Pour d’autres, le texte était trop contraignant et les rendait mauvais, il valait mieux leur donner seulement les intentions. Ceux qui jouaient leur propre histoire s’appuyaient sur leur vécu et leur familiarité avec les situations posées. Mais nous guettions toujours l’accident, on le provoquait même, c’est ce qui nous excitait. Il fallait les mettre en mouvement, accueillir l’inattendu. Ce ne sont pas des acteurs, ils avaient besoin d’être en confiance et de se sentir libres, pour oublier totalement la caméra.
Dans ce sens, c’est l’équipe de tournage qui devait s’adapter à eux et non l’inverse. On adaptait le découpage à la situation, mais ce n’était pas de la captation. Les acteurs rejouaient les séquences plusieurs fois, jusqu’à ce qu’on obtienne ce dont on avait besoin. Il nous arrivait aussi de nous laisser surprendre, en découvrant un décor ou un échange spontané entre les acteurs, on imaginait alors de nouvelles scènes. L’idée n’était jamais de contraindre le réel, mais de rester ouverts à ce qu’il pouvait nous offrir un peu partout.
Comment Angélique est-elle entrée dans ce personnage inspiré d’elle, mais réécrit pour le cinéma ?
Angélique a eu le courage d’assumer pleinement son personnage. Dès l’écriture, elle n’a pas voulu mettre de voile sur les sujets parfois complexes qu’on aborde avec le film : sa vie marginale, son rapport à ses enfants, aux hommes. Elle trimballe une vie passée dans le milieu de la nuit, avec la fête et l’alcool, mais aussi un mystère. Nous avons essayé d’attraper quelque chose de ce mystère avec elle. Et elle a accepté de s’ouvrir et de nous donner accès à son intimité et son intériorité.

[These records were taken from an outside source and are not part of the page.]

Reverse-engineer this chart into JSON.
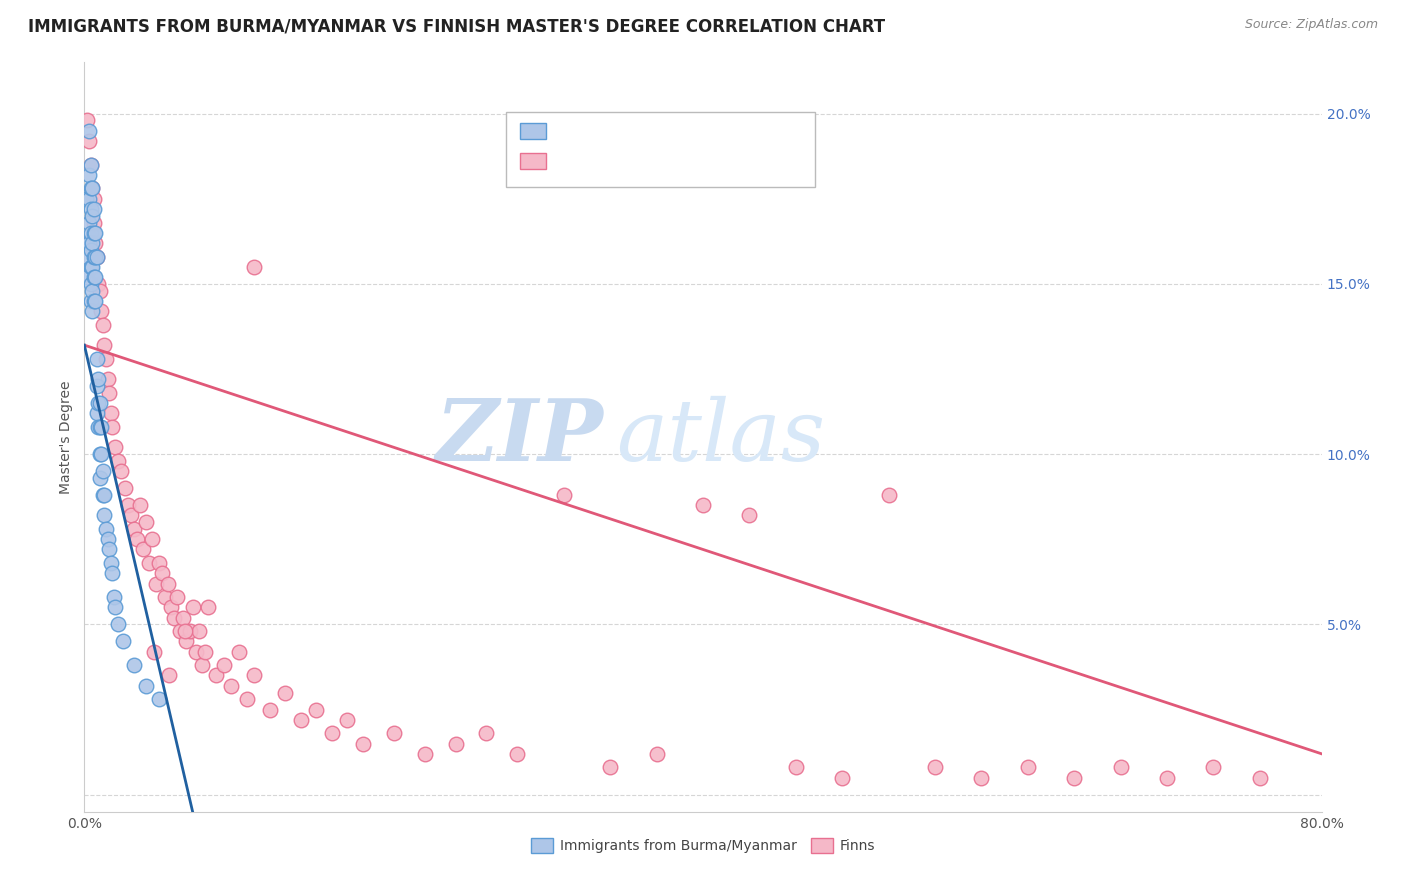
{
  "title": "IMMIGRANTS FROM BURMA/MYANMAR VS FINNISH MASTER'S DEGREE CORRELATION CHART",
  "source": "Source: ZipAtlas.com",
  "ylabel": "Master's Degree",
  "watermark_zip": "ZIP",
  "watermark_atlas": "atlas",
  "legend_label_blue": "Immigrants from Burma/Myanmar",
  "legend_label_pink": "Finns",
  "ytick_labels_right": [
    "",
    "5.0%",
    "10.0%",
    "15.0%",
    "20.0%"
  ],
  "ytick_values": [
    0.0,
    0.05,
    0.1,
    0.15,
    0.2
  ],
  "xlim": [
    0.0,
    0.8
  ],
  "ylim": [
    -0.005,
    0.215
  ],
  "blue_scatter_x": [
    0.001,
    0.002,
    0.002,
    0.002,
    0.003,
    0.003,
    0.003,
    0.003,
    0.003,
    0.004,
    0.004,
    0.004,
    0.004,
    0.004,
    0.004,
    0.004,
    0.004,
    0.005,
    0.005,
    0.005,
    0.005,
    0.005,
    0.005,
    0.006,
    0.006,
    0.006,
    0.006,
    0.006,
    0.007,
    0.007,
    0.007,
    0.007,
    0.008,
    0.008,
    0.008,
    0.008,
    0.009,
    0.009,
    0.009,
    0.01,
    0.01,
    0.01,
    0.01,
    0.011,
    0.011,
    0.012,
    0.012,
    0.013,
    0.013,
    0.014,
    0.015,
    0.016,
    0.017,
    0.018,
    0.019,
    0.02,
    0.022,
    0.025,
    0.032,
    0.04,
    0.048
  ],
  "blue_scatter_y": [
    0.175,
    0.162,
    0.158,
    0.152,
    0.195,
    0.182,
    0.175,
    0.168,
    0.162,
    0.185,
    0.178,
    0.172,
    0.165,
    0.16,
    0.155,
    0.15,
    0.145,
    0.178,
    0.17,
    0.162,
    0.155,
    0.148,
    0.142,
    0.172,
    0.165,
    0.158,
    0.152,
    0.145,
    0.165,
    0.158,
    0.152,
    0.145,
    0.158,
    0.128,
    0.12,
    0.112,
    0.122,
    0.115,
    0.108,
    0.115,
    0.108,
    0.1,
    0.093,
    0.108,
    0.1,
    0.095,
    0.088,
    0.088,
    0.082,
    0.078,
    0.075,
    0.072,
    0.068,
    0.065,
    0.058,
    0.055,
    0.05,
    0.045,
    0.038,
    0.032,
    0.028
  ],
  "pink_scatter_x": [
    0.002,
    0.003,
    0.004,
    0.005,
    0.006,
    0.006,
    0.007,
    0.008,
    0.009,
    0.01,
    0.011,
    0.012,
    0.013,
    0.014,
    0.015,
    0.016,
    0.017,
    0.018,
    0.02,
    0.022,
    0.024,
    0.026,
    0.028,
    0.03,
    0.032,
    0.034,
    0.036,
    0.038,
    0.04,
    0.042,
    0.044,
    0.046,
    0.048,
    0.05,
    0.052,
    0.054,
    0.056,
    0.058,
    0.06,
    0.062,
    0.064,
    0.066,
    0.068,
    0.07,
    0.072,
    0.074,
    0.076,
    0.078,
    0.08,
    0.085,
    0.09,
    0.095,
    0.1,
    0.105,
    0.11,
    0.12,
    0.13,
    0.14,
    0.15,
    0.16,
    0.17,
    0.18,
    0.2,
    0.22,
    0.24,
    0.26,
    0.28,
    0.31,
    0.34,
    0.37,
    0.4,
    0.43,
    0.46,
    0.49,
    0.52,
    0.55,
    0.58,
    0.61,
    0.64,
    0.67,
    0.7,
    0.73,
    0.76,
    0.11,
    0.045,
    0.055,
    0.065
  ],
  "pink_scatter_y": [
    0.198,
    0.192,
    0.185,
    0.178,
    0.175,
    0.168,
    0.162,
    0.158,
    0.15,
    0.148,
    0.142,
    0.138,
    0.132,
    0.128,
    0.122,
    0.118,
    0.112,
    0.108,
    0.102,
    0.098,
    0.095,
    0.09,
    0.085,
    0.082,
    0.078,
    0.075,
    0.085,
    0.072,
    0.08,
    0.068,
    0.075,
    0.062,
    0.068,
    0.065,
    0.058,
    0.062,
    0.055,
    0.052,
    0.058,
    0.048,
    0.052,
    0.045,
    0.048,
    0.055,
    0.042,
    0.048,
    0.038,
    0.042,
    0.055,
    0.035,
    0.038,
    0.032,
    0.042,
    0.028,
    0.035,
    0.025,
    0.03,
    0.022,
    0.025,
    0.018,
    0.022,
    0.015,
    0.018,
    0.012,
    0.015,
    0.018,
    0.012,
    0.088,
    0.008,
    0.012,
    0.085,
    0.082,
    0.008,
    0.005,
    0.088,
    0.008,
    0.005,
    0.008,
    0.005,
    0.008,
    0.005,
    0.008,
    0.005,
    0.155,
    0.042,
    0.035,
    0.048
  ],
  "blue_color": "#aec6e8",
  "pink_color": "#f5b8c8",
  "blue_edge_color": "#5b9bd5",
  "pink_edge_color": "#e87090",
  "blue_line_color": "#2060a0",
  "pink_line_color": "#e05878",
  "blue_line_x": [
    0.0,
    0.07
  ],
  "blue_line_y": [
    0.132,
    -0.005
  ],
  "pink_line_x": [
    0.0,
    0.8
  ],
  "pink_line_y": [
    0.132,
    0.012
  ],
  "background_color": "#ffffff",
  "grid_color": "#cccccc",
  "watermark_zip_color": "#c8daf0",
  "watermark_atlas_color": "#d8e8f8",
  "title_fontsize": 12,
  "tick_fontsize": 10,
  "legend_fontsize": 10,
  "source_fontsize": 9
}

Vous sentez-vous proche du mouvement du cinéma-vérité ?
On voit bien que dans notre pratique, on n’invente rien. D’autres avant nous ont utilisé le réel et fait tourner des acteurs non-pros. Mais on ne s’inscrit pas de façon théorique dans un cinéma qui nous aurait fascinés et qu’on voudrait reproduire. Si le cinéma-vérité ou le néo-réalisme nous parlent, nous inspirent et nous intéressent, on ne s’en réclame pas. Cassavetes, Pasolini ou Pialat, entre autres, sont aussi des références pour nous. Pour Party Girl , on a beaucoup regardé Mama Roma, Une femme sous influence, Wanda, qui sont des films portrait, de femmes libres et hors norme.

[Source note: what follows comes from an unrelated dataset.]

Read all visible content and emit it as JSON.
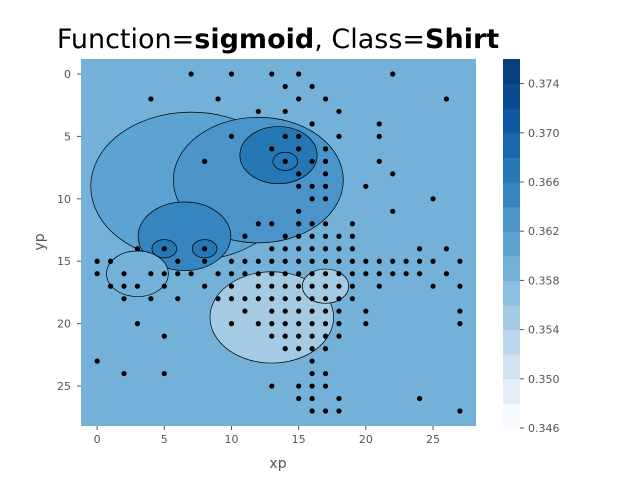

Tout est fait au montage, et notamment dans la gestion de la musique, pour que l’émotion ne s’installe jamais vraiment...

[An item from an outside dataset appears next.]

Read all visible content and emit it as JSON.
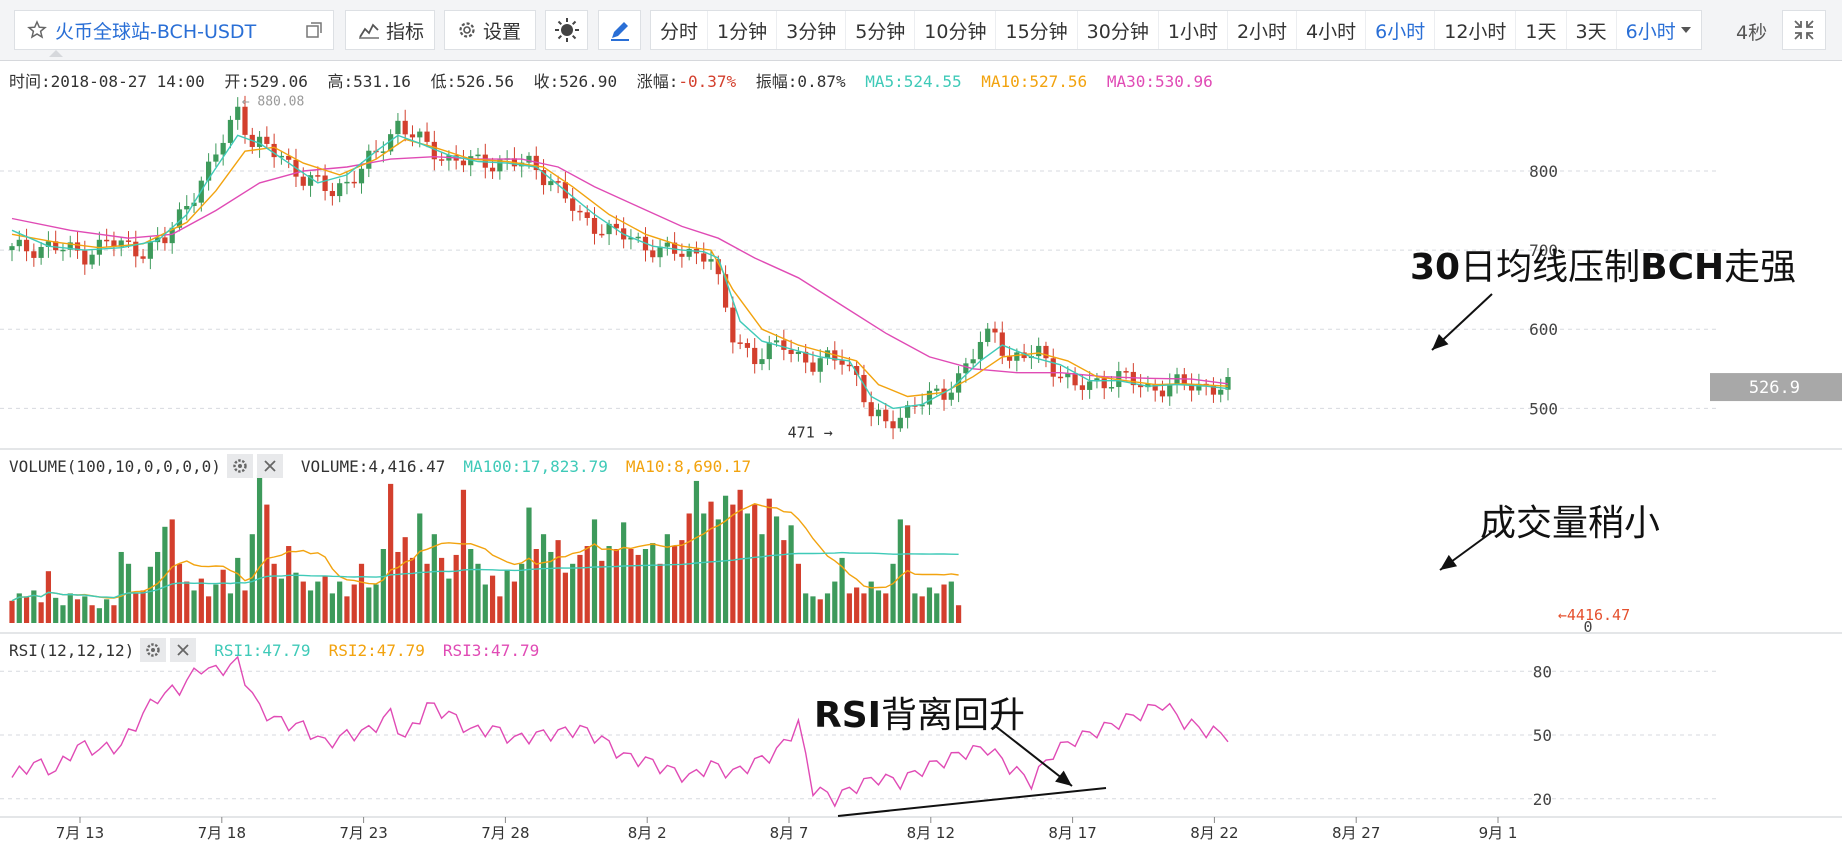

L’histoire d’Angélique contient beaucoup d’émotion mais nous avons tenté de ne jamais verser dans le sentimentalisme. Nous avons beaucoup d’amour pour les personnes et les lieux que nous avons filmés. Mais nous devions veiller à ne pas nous laisser aller à la fascination ou à la complaisance. Ce lien intime que nous entretenons avec les acteurs du film et la dimension personnelle de l’histoire que nous racontons nous ont obligés à nous montrer très vigilants à cet endroit. Le fait d’être trois a beaucoup aidé pour arriver à avancer le plus droit possible.
Par ailleurs, il n’était pas nécessaire d’avoir recours à des effets de mise en scène trop appuyés pour révéler les liens entre les personnages et l’émotion qui s’en dégage. Et si nous avons choisi au montage de ne pas laisser le spectateur s’installer confortablement dans cette émotion, c’est que nous voulions qu’il reste surpris par notre proposition. Qu’il avance dans le film sans savoir où il met les pieds. C’est que ce qui nous intéresse aussi. Face à ces personnages et ces situations, que le spectateur soit toujours dans l’inconnu, à la limite de l’inconfort. Pas pour le brusquer ou le provoquer, mais on ne voulait certainement pas qu’il se sente trop à l’aise. Qu’il reconnaisse un cinéma codifié, où tout serait identifiable au premier coup d’œil.
Party Girl, en ce sens, est un film d’action qui implique de bout en bout le spectateur physiquement.
C’est aussi une comédie romantique, un drame social, un film portrait, une fiction-documentaire, non ? On aimerait en tout cas que ce soit tout ça.